The American people have summoned the change we celebrate today. You have raised your voices in an unmistakable chorus. You have cast your votes in historic numbers. And you have changed the face of Congress, the Presidency, and the political process itself. Yes, you, my fellow Americans, have forced the spring. Now we must do the work the season demands. To that work I now turn with all the authority of my office. I ask the Congress to join with me. But no President, no Congress, no Government can undertake this mission alone.

My fellow Americans, you, too, must play your part in our renewal. I challenge a new generation of young Americans to a season of service: to act on your idealism by helping troubled children, keeping company with those in need, reconnecting our torn communities. There is so much to be done; enough, indeed, for millions of others who are still young in spirit to give of themselves in service, too. In serving, we recognize a simple but powerful truth: We need each other, and we must care for one another.

Now, a similar theme from Obama:

These are the indicators of crisis, subject to data and statistics. Less measurable but no less profound is a sapping of confidence across our land, a nagging fear that America's decline is inevitable, that the next generation must lower its sights. Today I say to you that the challenges we face are real. They are serious, and they are many. They will not be met easily or in a short span of time. But know this, America: They will be met.

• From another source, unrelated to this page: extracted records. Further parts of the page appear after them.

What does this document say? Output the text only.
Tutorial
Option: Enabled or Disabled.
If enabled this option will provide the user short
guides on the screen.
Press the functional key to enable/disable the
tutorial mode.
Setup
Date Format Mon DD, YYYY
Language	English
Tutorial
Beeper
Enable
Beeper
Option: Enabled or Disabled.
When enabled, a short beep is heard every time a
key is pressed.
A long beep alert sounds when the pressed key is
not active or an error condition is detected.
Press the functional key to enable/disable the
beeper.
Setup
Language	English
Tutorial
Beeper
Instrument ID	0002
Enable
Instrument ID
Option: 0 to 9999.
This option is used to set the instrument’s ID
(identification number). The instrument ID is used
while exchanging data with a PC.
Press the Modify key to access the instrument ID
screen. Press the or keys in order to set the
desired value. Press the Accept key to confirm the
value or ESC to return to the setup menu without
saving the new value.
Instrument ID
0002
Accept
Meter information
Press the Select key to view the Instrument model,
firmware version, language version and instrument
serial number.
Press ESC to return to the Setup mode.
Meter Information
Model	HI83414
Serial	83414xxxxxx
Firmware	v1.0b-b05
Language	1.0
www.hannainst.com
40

On this day, we gather because we have chosen hope over fear, unity of purpose over conflict and discord. On this day, we come to proclaim an end to the petty grievances and false promises, the recriminations and worn-out dogmas that for far too long have strangled our politics.

We remain a young nation, but in the words of Scripture, the time has come to set aside childish things. The time has come to reaffirm our enduring spirit, to choose our better history, to carry forward that precious gift, that noble idea passed on from generation to generation: the God-given promise that all are equal, all are free, and all deserve a chance to pursue their full measure of happiness.

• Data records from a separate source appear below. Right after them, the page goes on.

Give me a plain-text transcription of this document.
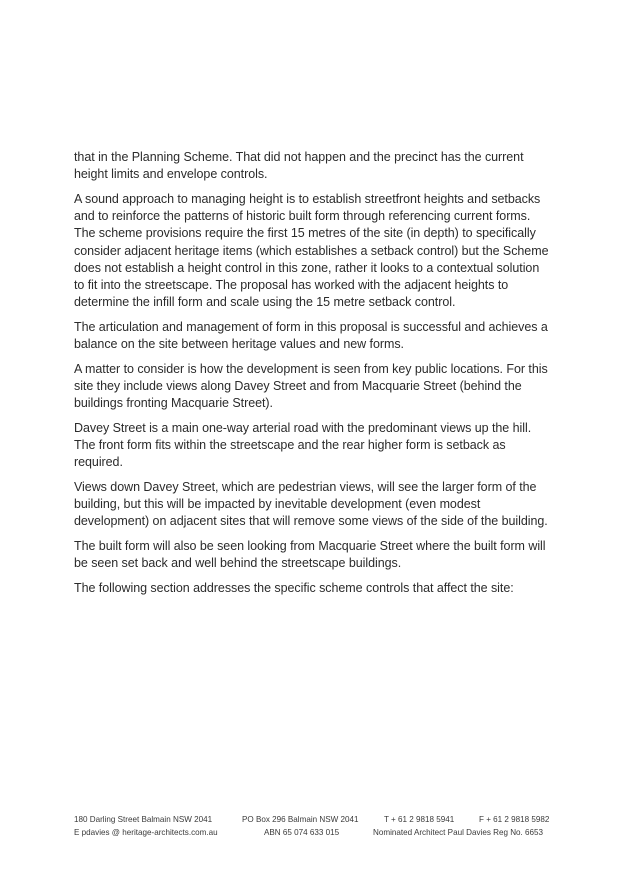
that in the Planning Scheme. That did not happen and the precinct has the current height limits and envelope controls.

A sound approach to managing height is to establish streetfront heights and setbacks and to reinforce the patterns of historic built form through referencing current forms. The scheme provisions require the first 15 metres of the site (in depth) to specifically consider adjacent heritage items (which establishes a setback control) but the Scheme does not establish a height control in this zone, rather it looks to a contextual solution to fit into the streetscape. The proposal has worked with the adjacent heights to determine the infill form and scale using the 15 metre setback control.

The articulation and management of form in this proposal is successful and achieves a balance on the site between heritage values and new forms.

A matter to consider is how the development is seen from key public locations. For this site they include views along Davey Street and from Macquarie Street (behind the buildings fronting Macquarie Street).

Davey Street is a main one-way arterial road with the predominant views up the hill. The front form fits within the streetscape and the rear higher form is setback as required.

Views down Davey Street, which are pedestrian views, will see the larger form of the building, but this will be impacted by inevitable development (even modest development) on adjacent sites that will remove some views of the side of the building.

The built form will also be seen looking from Macquarie Street where the built form will be seen set back and well behind the streetscape buildings.

The following section addresses the specific scheme controls that affect the site:

180 Darling Street Balmain NSW 2041	PO Box 296 Balmain NSW 2041	T + 61 2 9818 5941	F + 61 2 9818 5982
E pdavies @ heritage-architects.com.au	ABN 65 074 633 015	Nominated Architect Paul Davies Reg No. 6653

Obama speaks of statistics and in the negative. Clinton speaks of promise, of true hope. Both lecture people, particularly the young votes, but Obama comes off as a little condescending and analytical, while Clinton comes off with an invitation. Obama speaks to our intellect. Clinton speaks viscerally, evocatively.

Look around you. Look at the political dialogue and dynamic of the nation. Which do you think is going to resonate better with a frightened people?

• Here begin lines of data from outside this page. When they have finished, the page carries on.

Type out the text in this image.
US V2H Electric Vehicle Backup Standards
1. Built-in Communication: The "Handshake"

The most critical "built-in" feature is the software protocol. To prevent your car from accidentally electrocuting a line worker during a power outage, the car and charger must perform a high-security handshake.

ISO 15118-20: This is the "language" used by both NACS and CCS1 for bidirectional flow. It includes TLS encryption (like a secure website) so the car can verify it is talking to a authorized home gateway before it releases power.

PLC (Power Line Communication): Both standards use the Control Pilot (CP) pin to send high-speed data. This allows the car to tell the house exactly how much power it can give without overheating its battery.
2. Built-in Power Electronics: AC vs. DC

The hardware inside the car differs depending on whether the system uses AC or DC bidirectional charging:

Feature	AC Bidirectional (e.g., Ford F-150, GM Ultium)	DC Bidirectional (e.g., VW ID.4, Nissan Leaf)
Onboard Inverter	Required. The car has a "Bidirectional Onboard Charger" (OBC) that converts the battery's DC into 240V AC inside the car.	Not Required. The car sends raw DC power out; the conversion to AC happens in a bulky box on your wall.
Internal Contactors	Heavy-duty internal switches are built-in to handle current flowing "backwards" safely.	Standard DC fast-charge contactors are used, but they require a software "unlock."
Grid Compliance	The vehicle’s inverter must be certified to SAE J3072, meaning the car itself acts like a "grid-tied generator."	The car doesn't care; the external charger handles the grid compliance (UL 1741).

It's interesting, I had not noted the similarity in the country's predicament between the two eras before. Obama of course inherited a far worse position than Clinton had, to be sure. That may have coloured his thinking a little.

None of this is meant to suggest that Obama's vision is less than Clinton's or that Clinton, as great a President as he was, is better or worse than Obama. Each has strengths and weaknesses, but I know that if I was running for office, I'd want Bill Clinton introducing me over Obama six days of the week and twice on Sundays.